How did a piece of art last half a million years without being in a museum? The artwork was on a shell that is how. So artists Go! Run out and buy some shells or add shells to your artwork. That way you know your work will last more than a hundred years even if your name may fade into oblivion. According to the article, the first “artists” etched zigzags onto shells. How do we know this wasn’t done by a monkey? This image also makes me think. Maybe this shell originally was painted like the Greek Statues and over the centuries the paint flaked off. Maybe this art piece was covered with jewels or, maybe, those zig zags were created by a child waiting for its mother to finish cooking oyster soup.
Thank you set designers for having good taste and sharing it on the big Screen. One US set designer found a missing Hungarian masterpiece which was “discovered” by an art historian while watching the movie Stuart Little. In the Article, it states that the missing art piece was purchased for 500 USD at a local antique store by a set designer.
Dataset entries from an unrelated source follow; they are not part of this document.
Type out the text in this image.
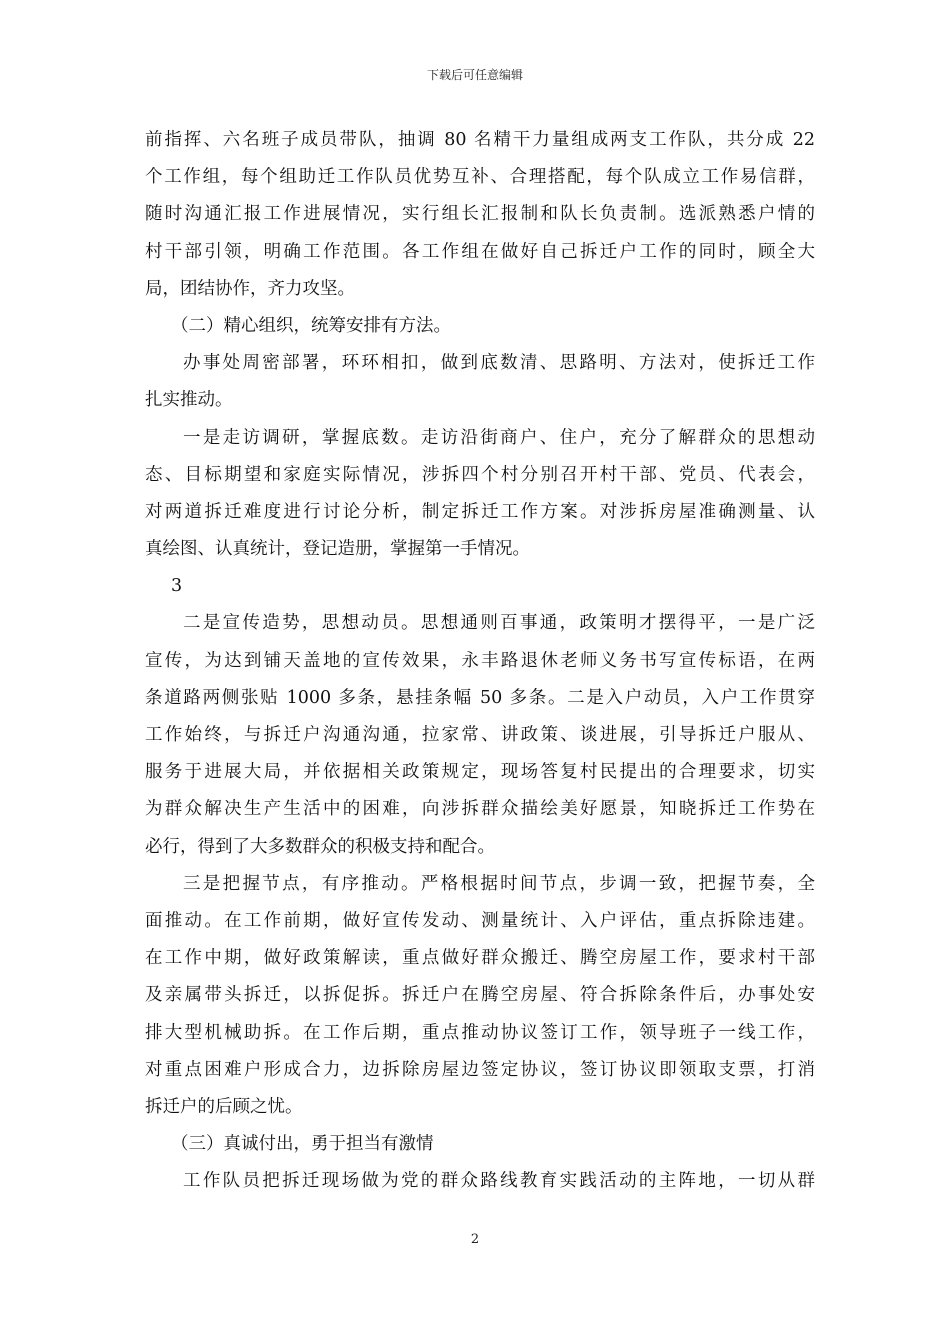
下载后可任意编辑
前指挥、六名班子成员带队，抽调 80 名精干力量组成两支工作队，共分成 22
个工作组，每个组助迁工作队员优势互补、合理搭配，每个队成立工作易信群，
随时沟通汇报工作进展情况，实行组长汇报制和队长负责制。选派熟悉户情的
村干部引领，明确工作范围。各工作组在做好自己拆迁户工作的同时，顾全大
局，团结协作，齐力攻坚。
（二）精心组织，统筹安排有方法。
办事处周密部署，环环相扣，做到底数清、思路明、方法对，使拆迁工作
扎实推动。
一是走访调研，掌握底数。走访沿街商户、住户，充分了解群众的思想动
态、目标期望和家庭实际情况，涉拆四个村分别召开村干部、党员、代表会，
对两道拆迁难度进行讨论分析，制定拆迁工作方案。对涉拆房屋准确测量、认
真绘图、认真统计，登记造册，掌握第一手情况。
3
二是宣传造势，思想动员。思想通则百事通，政策明才摆得平，一是广泛
宣传，为达到铺天盖地的宣传效果，永丰路退休老师义务书写宣传标语，在两
条道路两侧张贴 1000 多条，悬挂条幅 50 多条。二是入户动员，入户工作贯穿
工作始终，与拆迁户沟通沟通，拉家常、讲政策、谈进展，引导拆迁户服从、
服务于进展大局，并依据相关政策规定，现场答复村民提出的合理要求，切实
为群众解决生产生活中的困难，向涉拆群众描绘美好愿景，知晓拆迁工作势在
必行，得到了大多数群众的积极支持和配合。
三是把握节点，有序推动。严格根据时间节点，步调一致，把握节奏，全
面推动。在工作前期，做好宣传发动、测量统计、入户评估，重点拆除违建。
在工作中期，做好政策解读，重点做好群众搬迁、腾空房屋工作，要求村干部
及亲属带头拆迁，以拆促拆。拆迁户在腾空房屋、符合拆除条件后，办事处安
排大型机械助拆。在工作后期，重点推动协议签订工作，领导班子一线工作，
对重点困难户形成合力，边拆除房屋边签定协议，签订协议即领取支票，打消
拆迁户的后顾之忧。
（三）真诚付出，勇于担当有激情
工作队员把拆迁现场做为党的群众路线教育实践活动的主阵地，一切从群
2
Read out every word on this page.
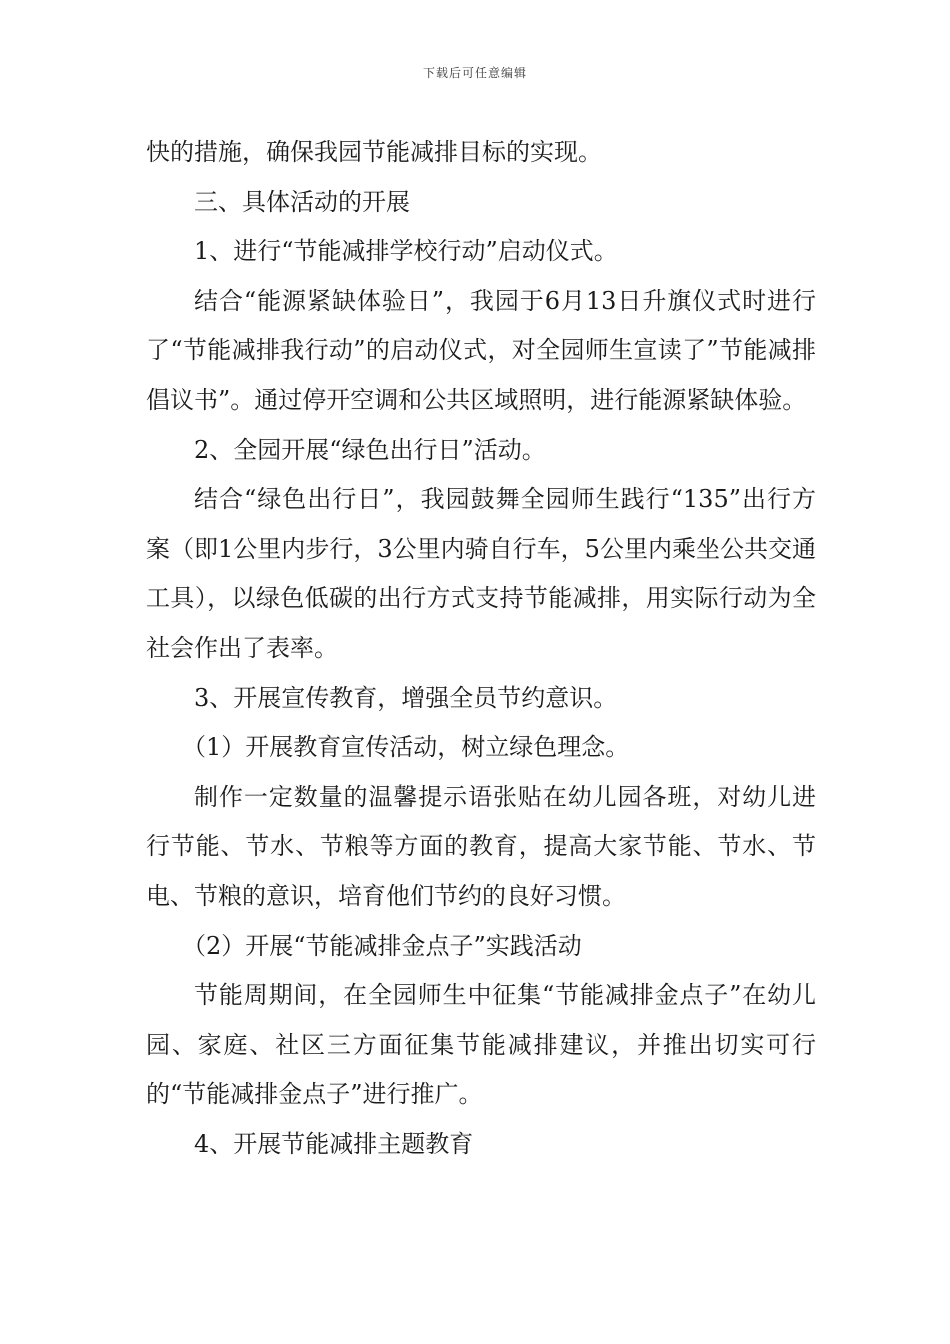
下载后可任意编辑

快的措施，确保我园节能减排目标的实现。

三、具体活动的开展

1、进行“节能减排学校行动”启动仪式。

结合“能源紧缺体验日”，我园于6月13日升旗仪式时进行了“节能减排我行动”的启动仪式，对全园师生宣读了”节能减排倡议书”。通过停开空调和公共区域照明，进行能源紧缺体验。

2、全园开展“绿色出行日”活动。

结合“绿色出行日”，我园鼓舞全园师生践行“135”出行方案（即1公里内步行，3公里内骑自行车，5公里内乘坐公共交通工具），以绿色低碳的出行方式支持节能减排，用实际行动为全社会作出了表率。

3、开展宣传教育，增强全员节约意识。

（1）开展教育宣传活动，树立绿色理念。

制作一定数量的温馨提示语张贴在幼儿园各班，对幼儿进行节能、节水、节粮等方面的教育，提高大家节能、节水、节电、节粮的意识，培育他们节约的良好习惯。

（2）开展“节能减排金点子”实践活动

节能周期间，在全园师生中征集“节能减排金点子”在幼儿园、家庭、社区三方面征集节能减排建议，并推出切实可行的“节能减排金点子”进行推广。

4、开展节能减排主题教育
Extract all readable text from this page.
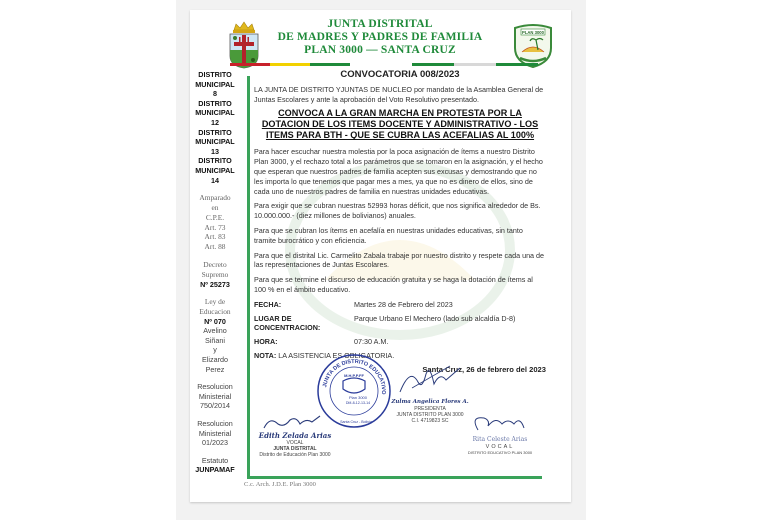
JUNTA DISTRITAL
DE MADRES Y PADRES DE FAMILIA
PLAN 3000 — SANTA CRUZ
PLAN 3000
DISTRITO
MUNICIPAL
8
DISTRITO
MUNICIPAL
12
DISTRITO
MUNICIPAL
13
DISTRITO
MUNICIPAL
14
Amparado
en
C.P.E.
Art. 73
Art. 83
Art. 88
Decreto
Supremo
Nº 25273
Ley de
Educacion
Nº 070
Avelino
Siñani
y
Elizardo
Perez
Resolucion
Ministerial
750/2014
Resolucion
Ministerial
01/2023
Estatuto
JUNPAMAF
CONVOCATORIA 008/2023
LA JUNTA DE DISTRITO YJUNTAS DE NUCLEO por mandato de la Asamblea General de Juntas Escolares y ante la aprobación del Voto Resolutivo presentado.
CONVOCA A LA GRAN MARCHA EN PROTESTA POR LA DOTACION DE LOS ITEMS DOCENTE Y ADMINISTRATIVO - LOS ITEMS PARA BTH - QUE SE CUBRA LAS ACEFALIAS AL 100%
Para hacer escuchar nuestra molestia por la poca asignación de ítems a nuestro Distrito Plan 3000, y el rechazo total a los parámetros que se tomaron en la asignación, y el hecho que esperan que nuestros padres de familia acepten sus excusas y demostrando que no les importa lo que tenemos que pagar mes a mes, ya que no es dinero de ellos, sino de cada uno de nuestros padres de familia en nuestras unidades educativas.
Para exigir que se cubran nuestras 52993 horas déficit, que nos significa alrededor de Bs. 10.000.000.- (diez millones de bolivianos) anuales.
Para que se cubran los ítems en acefalía en nuestras unidades educativas, sin tanto tramite burocrático y con eficiencia.
Para que el distrital Lic. Carmelito Zabala trabaje por nuestro distrito y respete cada una de las representaciones de Juntas Escolares.
Para que se termine el discurso de educación gratuita y se haga la dotación de ítems al 100 % en el ámbito educativo.
FECHA:	Martes 28 de Febrero del 2023
LUGAR DE CONCENTRACION:
Parque Urbano El Mechero (lado sub alcaldía D-8)
HORA:	07:30 A.M.
NOTA: LA ASISTENCIA ES OBLIGATORIA.
Santa Cruz, 26 de febrero del 2023
JUNTA DE DISTRITO EDUCATIVO
M.H.P.P.FF
Plan 3000
DM-8-12-13-14
Santa Cruz - Bolivia
Zulma Angelica Flores A.
PRESIDENTA
JUNTA DISTRITO PLAN 3000
C.I. 4719823 SC
Edith Zelada Arias
VOCAL
JUNTA DISTRITAL
Distrito de Educación Plan 3000
Rita Celeste Arias
VOCAL
DISTRITO EDUCATIVO PLAN 3000
C.c. Arch. J.D.E. Plan 3000
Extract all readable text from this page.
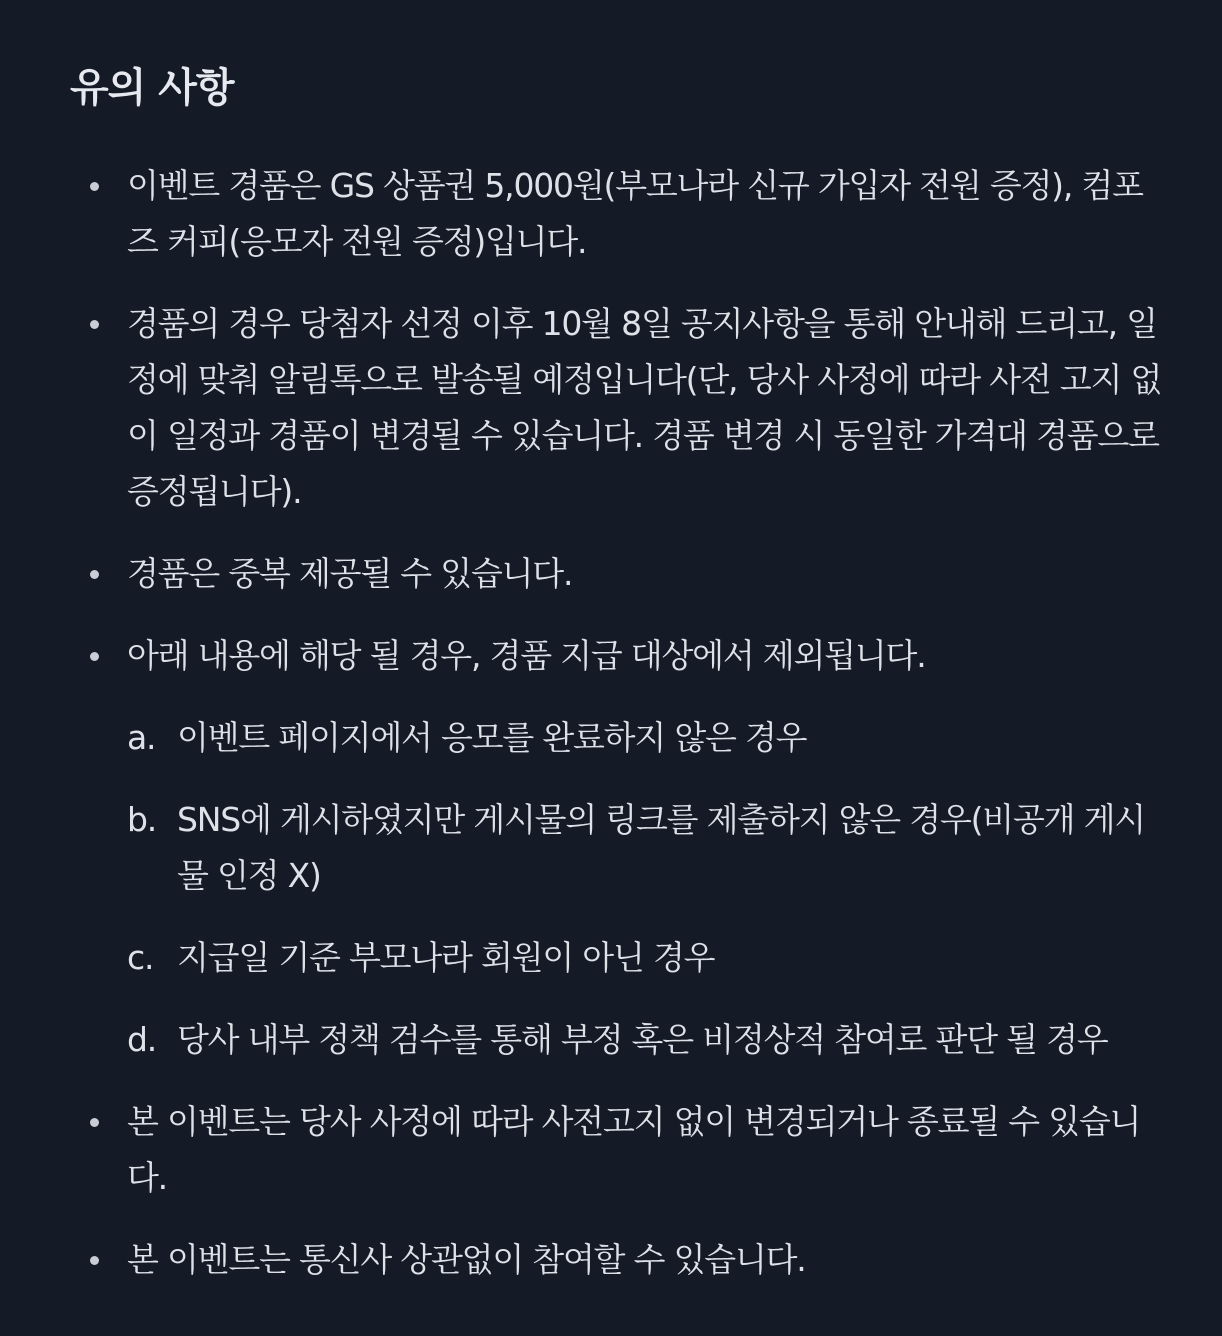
유의 사항
이벤트 경품은 GS 상품권 5,000원(부모나라 신규 가입자 전원 증정), 컴포즈 커피(응모자 전원 증정)입니다.
경품의 경우 당첨자 선정 이후 10월 8일 공지사항을 통해 안내해 드리고, 일정에 맞춰 알림톡으로 발송될 예정입니다(단, 당사 사정에 따라 사전 고지 없이 일정과 경품이 변경될 수 있습니다. 경품 변경 시 동일한 가격대 경품으로 증정됩니다).
경품은 중복 제공될 수 있습니다.
아래 내용에 해당 될 경우, 경품 지급 대상에서 제외됩니다.
a. 이벤트 페이지에서 응모를 완료하지 않은 경우
b. SNS에 게시하였지만 게시물의 링크를 제출하지 않은 경우(비공개 게시물 인정 X)
c. 지급일 기준 부모나라 회원이 아닌 경우
d. 당사 내부 정책 검수를 통해 부정 혹은 비정상적 참여로 판단 될 경우
본 이벤트는 당사 사정에 따라 사전고지 없이 변경되거나 종료될 수 있습니다.
본 이벤트는 통신사 상관없이 참여할 수 있습니다.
Now it is in the hands of a collector who returned the art piece to Europe where it will be auctioned off to the highest bidder. With this nice story attached, I’m thinking the art piece will be sold for much more than 500 USD.
What are you still doing here? You should be on a plane for Art Basel in Miami. Here are some parties you may want to attend or crash if you are down in the southern US where it is hot and muggy and filled with people looking for your artwork (which is stored in Munich, Germany).
I will be hanging out in Munich with Michaela Wuehr and Martin Potsch on Friday showing images of recycle bins. I’m sure they would sell well in Miami but the cost of the flight and hotel would be more than the art pieces combined. Better to stay in Munich and bring Art Basel here don’t you think?